The move is said to follow a similar trend in India, where refiners are also expected to sharply reduce imports of Russian oil to comply with the U.S. measures imposed over the Kremlin’s invasion of Ukraine.
According to Reuters, the suspension by China and India, the two biggest buyers of seaborne Russian oil, is expected to “put a strain on Moscow’s oil revenues” and drive global prices higher as importers seek alternative supplies.
The report cited trade data showing that China imports about 1.4 million barrels of Russian oil per day by sea, mostly through independent refiners known as “teapots.”
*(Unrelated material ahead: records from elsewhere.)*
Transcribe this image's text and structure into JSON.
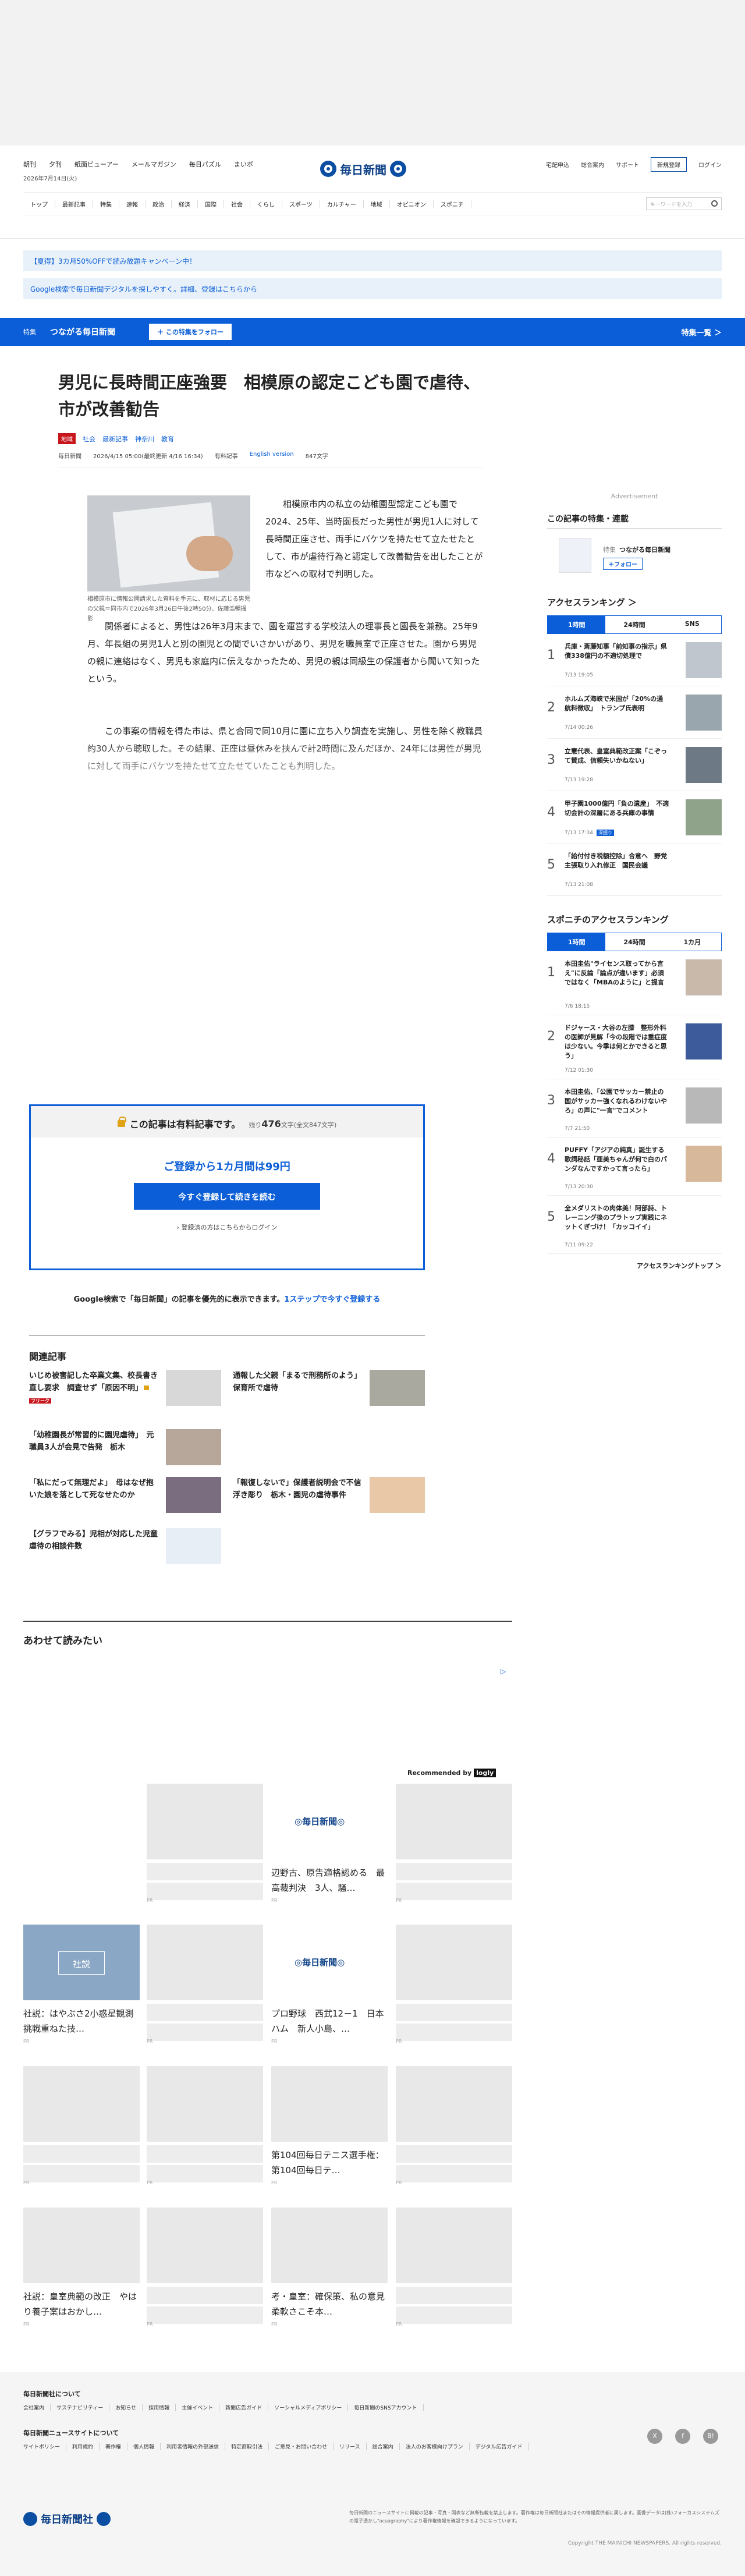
{
  "header": {
    "top_links": [
      "朝刊",
      "夕刊",
      "紙面ビューアー",
      "メールマガジン",
      "毎日パズル",
      "まいボ"
    ],
    "logo_text": "毎日新聞",
    "right_links": [
      "宅配申込",
      "総合案内",
      "サポート"
    ],
    "register_label": "新規登録",
    "login_label": "ログイン",
    "date": "2026年7月14日(火)",
    "nav": [
      "トップ",
      "最新記事",
      "特集",
      "速報",
      "政治",
      "経済",
      "国際",
      "社会",
      "くらし",
      "スポーツ",
      "カルチャー",
      "地域",
      "オピニオン",
      "スポニチ"
    ],
    "search_placeholder": "キーワードを入力"
  },
  "banners": {
    "b1": "【夏得】3カ月50%OFFで読み放題キャンペーン中！",
    "b2": "Google検索で毎日新聞デジタルを探しやすく。詳細、登録はこちらから"
  },
  "feature_bar": {
    "tag": "特集",
    "title": "つながる毎日新聞",
    "follow": "＋ この特集をフォロー",
    "list": "特集一覧 ＞"
  },
  "article": {
    "title": "男児に長時間正座強要　相模原の認定こども園で虐待、市が改善勧告",
    "tag_red": "地域",
    "tags": [
      "社会",
      "最新記事",
      "神奈川",
      "教育"
    ],
    "source": "毎日新聞",
    "date": "2026/4/15 05:00(最終更新 4/16 16:34)",
    "premium": "有料記事",
    "english": "English version",
    "chars": "847文字",
    "caption": "相模原市に情報公開請求した資料を手元に、取材に応じる男児の父親＝同市内で2026年3月26日午後2時50分、佐藤浩暢撮影",
    "p1": "相模原市内の私立の幼稚園型認定こども園で2024、25年、当時園長だった男性が男児1人に対して長時間正座させ、両手にバケツを持たせて立たせたとして、市が虐待行為と認定して改善勧告を出したことが市などへの取材で判明した。",
    "p2": "関係者によると、男性は26年3月末まで、園を運営する学校法人の理事長と園長を兼務。25年9月、年長組の男児1人と別の園児との間でいさかいがあり、男児を職員室で正座させた。園から男児の親に連絡はなく、男児も家庭内に伝えなかったため、男児の親は同級生の保護者から聞いて知ったという。",
    "p3": "この事案の情報を得た市は、県と合同で同10月に園に立ち入り調査を実施し、男性を除く教職員約30人から聴取した。その結果、正座は昼休みを挟んで計2時間に及んだほか、24年には男性が男児に対して両手にバケツを持たせて立たせていたことも判明した。"
  },
  "paywall": {
    "title": "この記事は有料記事です。",
    "remain_prefix": "残り",
    "remain_num": "476",
    "remain_suffix": "文字(全文847文字)",
    "price": "ご登録から1カ月間は99円",
    "button": "今すぐ登録して続きを読む",
    "login": "› 登録済の方はこちらからログイン"
  },
  "google_note": {
    "text": "Google検索で「毎日新聞」の記事を優先的に表示できます。",
    "link": "1ステップで今すぐ登録する"
  },
  "related": {
    "heading": "関連記事",
    "items": [
      {
        "title": "いじめ被害記した卒業文集、校長書き直し要求　調査せず「原因不明」",
        "badge": "フリーク"
      },
      {
        "title": "通報した父親「まるで刑務所のよう」　保育所で虐待"
      },
      {
        "title": "「幼稚園長が常習的に園児虐待」　元職員3人が会見で告発　栃木"
      },
      {
        "title": "「私にだって無理だよ」　母はなぜ抱いた娘を落として死なせたのか"
      },
      {
        "title": "「報復しないで」保護者説明会で不信浮き彫り　栃木・園児の虐待事件"
      },
      {
        "title": "【グラフでみる】児相が対応した児童虐待の相談件数"
      }
    ]
  },
  "sidebar": {
    "ad_label": "Advertisement",
    "feature_heading": "この記事の特集・連載",
    "feature_tag": "特集",
    "feature_title": "つながる毎日新聞",
    "feature_follow": "＋フォロー",
    "ranking_heading": "アクセスランキング ＞",
    "ranking_tabs": [
      "1時間",
      "24時間",
      "SNS"
    ],
    "ranking": [
      {
        "n": "1",
        "t": "兵庫・斎藤知事「前知事の指示」県債338億円の不適切処理で",
        "d": "7/13 19:05"
      },
      {
        "n": "2",
        "t": "ホルムズ海峡で米国が「20%の通航料徴収」　トランプ氏表明",
        "d": "7/14 00:26"
      },
      {
        "n": "3",
        "t": "立憲代表、皇室典範改正案「こぞって賛成、信頼失いかねない」",
        "d": "7/13 19:28"
      },
      {
        "n": "4",
        "t": "甲子園1000億円「負の遺産」　不適切会計の深層にある兵庫の事情",
        "d": "7/13 17:34",
        "tag": "深掘り"
      },
      {
        "n": "5",
        "t": "「給付付き税額控除」合意へ　野党主張取り入れ修正　国民会議",
        "d": "7/13 21:08"
      }
    ],
    "sponichi_heading": "スポニチのアクセスランキング",
    "sponichi_tabs": [
      "1時間",
      "24時間",
      "1カ月"
    ],
    "sponichi": [
      {
        "n": "1",
        "t": "本田圭佑\"ライセンス取ってから言え\"に反論「論点が違います」必須ではなく「MBAのように」と提言",
        "d": "7/6 18:15"
      },
      {
        "n": "2",
        "t": "ドジャース・大谷の左膝　整形外科の医師が見解「今の段階では重症度は少ない。今季は何とかできると思う」",
        "d": "7/12 01:30"
      },
      {
        "n": "3",
        "t": "本田圭佑、「公園でサッカー禁止の国がサッカー強くなれるわけないやろ」の声に\"一言\"でコメント",
        "d": "7/7 21:50"
      },
      {
        "n": "4",
        "t": "PUFFY「アジアの純真」誕生する歌詞秘話「亜美ちゃんが何で白のパンダなんですかって言ったら」",
        "d": "7/13 20:30"
      },
      {
        "n": "5",
        "t": "全メダリストの肉体美！阿部詩、トレーニング後のプラトップ実践にネットくぎづけ！「カッコイイ」",
        "d": "7/11 09:22"
      }
    ],
    "ranking_top": "アクセスランキングトップ ＞"
  },
  "awase": {
    "heading": "あわせて読みたい",
    "rec_by": "Recommended by",
    "rec_brand": "logly",
    "pr": "PR",
    "cards": [
      {
        "title": "辺野古、原告適格認める　最高裁判決　3人、騒…"
      },
      {
        "title": "社説：はやぶさ2小惑星観測　挑戦重ねた技…",
        "img_text": "社説"
      },
      {
        "title": "プロ野球　西武12－1　日本ハム　新人小島、…"
      },
      {
        "title": "第104回毎日テニス選手権：第104回毎日テ…"
      },
      {
        "title": "社説：皇室典範の改正　やはり養子案はおかし…"
      },
      {
        "title": "考・皇室：確保策、私の意見　柔軟さこそ本…"
      }
    ]
  },
  "footer": {
    "about": "毎日新聞社について",
    "about_links": [
      "会社案内",
      "サステナビリティー",
      "お知らせ",
      "採用情報",
      "主催イベント",
      "新聞広告ガイド",
      "ソーシャルメディアポリシー",
      "毎日新聞のSNSアカウント"
    ],
    "site": "毎日新聞ニュースサイトについて",
    "site_links": [
      "サイトポリシー",
      "利用規約",
      "著作権",
      "個人情報",
      "利用者情報の外部送信",
      "特定商取引法",
      "ご意見・お問い合わせ",
      "リリース",
      "総合案内",
      "法人のお客様向けプラン",
      "デジタル広告ガイド"
    ],
    "social": [
      "X",
      "f",
      "B!"
    ],
    "logo": "毎日新聞社",
    "legal": "毎日新聞のニュースサイトに掲載の記事・写真・図表など無断転載を禁止します。著作権は毎日新聞社またはその情報提供者に属します。画像データは(株)フォーカスシステムズの電子透かし\"acuagraphy\"により著作権情報を確認できるようになっています。",
    "copyright": "Copyright THE MAINICHI NEWSPAPERS. All rights reserved."
  }
}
Purchases by state firms have reportedly been smaller, with Vortexa Analytics estimating under 250,000 barrels per day in the first nine months of 2025, while consultancy Energy Aspects put the figure closer to 500,000 barrels per day.
Unipec, the trading arm of Sinopec, halted Russian oil purchases last week after Britain sanctioned Rosneft, Lukoil, and several entities linked to the shadow fleet, Reuters said.
Despite the pause, analysts told Reuters that independent refiners may continue buying Russian crude once they assess the impact of sanctions.
However, both China and India are expected to increase imports from the Middle East, Africa and Latin America.